I’ve been adding pages of my dark fantasy/horror serial, Revolutionary Ghosts to the site more or less every day. (I did miss a few days during the holidays.)

The online version of the text represents a rough draft (with a brief editing pass for flagrant typos). This version of the book will remain online.

Before Revolutionary Ghosts is published, though (in formats that I’ll be actually charging money for), it will undergo additional editing and proofreading passes.

The basic plot of the story won’t change during the editing phases; but the descriptions may be enhanced, the character dialogue will be tweaked, etc.

Awkward sentence structures (inevitable in any first draft) will be eliminated. I’ll also make sure all the typos are nailed down. (I’m sure a few have slipped by me in the online version.)

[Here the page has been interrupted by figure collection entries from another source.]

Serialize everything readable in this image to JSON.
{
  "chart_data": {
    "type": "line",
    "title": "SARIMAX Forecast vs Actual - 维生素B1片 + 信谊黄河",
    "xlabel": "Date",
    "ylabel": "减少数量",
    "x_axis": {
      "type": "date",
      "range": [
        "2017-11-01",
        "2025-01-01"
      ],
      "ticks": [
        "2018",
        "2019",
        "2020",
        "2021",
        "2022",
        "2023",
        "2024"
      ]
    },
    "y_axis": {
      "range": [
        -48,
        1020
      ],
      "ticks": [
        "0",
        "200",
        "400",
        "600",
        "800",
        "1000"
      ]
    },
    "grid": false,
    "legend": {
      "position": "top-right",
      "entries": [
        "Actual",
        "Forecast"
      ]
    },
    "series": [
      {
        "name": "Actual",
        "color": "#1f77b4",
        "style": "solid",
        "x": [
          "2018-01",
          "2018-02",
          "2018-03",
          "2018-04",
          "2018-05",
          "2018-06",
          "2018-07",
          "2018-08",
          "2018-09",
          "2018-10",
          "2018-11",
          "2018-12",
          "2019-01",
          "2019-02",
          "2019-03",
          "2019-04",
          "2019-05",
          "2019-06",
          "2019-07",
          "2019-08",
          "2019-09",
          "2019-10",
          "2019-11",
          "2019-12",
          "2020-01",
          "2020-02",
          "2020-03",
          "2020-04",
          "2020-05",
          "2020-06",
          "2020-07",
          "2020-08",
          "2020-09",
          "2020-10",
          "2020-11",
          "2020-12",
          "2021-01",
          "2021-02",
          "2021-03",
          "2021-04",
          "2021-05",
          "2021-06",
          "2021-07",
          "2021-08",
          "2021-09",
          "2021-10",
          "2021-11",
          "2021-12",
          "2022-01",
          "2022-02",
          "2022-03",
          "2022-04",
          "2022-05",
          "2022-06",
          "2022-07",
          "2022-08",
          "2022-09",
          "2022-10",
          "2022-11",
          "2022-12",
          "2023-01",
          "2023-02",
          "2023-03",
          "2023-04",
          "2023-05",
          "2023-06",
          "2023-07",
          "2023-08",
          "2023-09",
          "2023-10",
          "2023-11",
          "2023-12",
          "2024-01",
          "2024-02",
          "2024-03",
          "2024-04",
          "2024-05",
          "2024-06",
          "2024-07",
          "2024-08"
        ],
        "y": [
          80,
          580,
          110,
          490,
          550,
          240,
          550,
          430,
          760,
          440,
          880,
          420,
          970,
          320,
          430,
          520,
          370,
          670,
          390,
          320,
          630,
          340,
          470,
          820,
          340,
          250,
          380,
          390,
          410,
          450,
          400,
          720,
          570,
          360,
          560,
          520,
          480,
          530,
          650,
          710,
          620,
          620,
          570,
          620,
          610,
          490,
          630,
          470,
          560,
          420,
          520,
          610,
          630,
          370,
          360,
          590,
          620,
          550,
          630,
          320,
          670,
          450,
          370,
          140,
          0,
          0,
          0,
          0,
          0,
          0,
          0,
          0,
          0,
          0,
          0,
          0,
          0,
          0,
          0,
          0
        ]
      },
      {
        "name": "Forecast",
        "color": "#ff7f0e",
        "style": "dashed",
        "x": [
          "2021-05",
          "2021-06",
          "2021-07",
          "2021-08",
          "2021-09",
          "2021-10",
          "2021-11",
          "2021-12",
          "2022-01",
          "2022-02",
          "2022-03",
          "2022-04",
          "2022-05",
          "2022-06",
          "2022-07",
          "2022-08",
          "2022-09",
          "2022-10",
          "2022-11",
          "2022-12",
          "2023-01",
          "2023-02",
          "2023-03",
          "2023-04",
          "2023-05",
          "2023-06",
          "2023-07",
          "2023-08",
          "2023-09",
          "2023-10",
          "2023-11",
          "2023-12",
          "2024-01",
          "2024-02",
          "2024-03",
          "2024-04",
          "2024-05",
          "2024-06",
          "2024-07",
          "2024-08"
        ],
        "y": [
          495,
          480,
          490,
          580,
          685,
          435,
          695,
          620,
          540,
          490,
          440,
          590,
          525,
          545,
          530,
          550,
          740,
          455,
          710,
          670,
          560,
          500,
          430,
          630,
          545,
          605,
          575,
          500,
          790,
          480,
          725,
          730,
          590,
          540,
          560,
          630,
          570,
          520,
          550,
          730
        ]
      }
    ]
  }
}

E-book, audiobook, and paperback editions of Revolutionary Ghosts will eventually be available–not only from Amazon, but also from Barnes & Noble, Kobo, and Google Play.

You are welcome to read the full text here. (That’s one of the options I had in mind when I decided to post it online, after all.)

You might alternatively choose to merely sample it here, and await the fully edited, finalized versions in the stores. (They won’t be expensive. Don’t hold me to this: But the ebook version will probably retail at $3.99.)

I plan to have retail versions of the book available no later than March 1st.

How you read Revolutionary Ghosts is up to you. In any case, I hope you enjoy the story.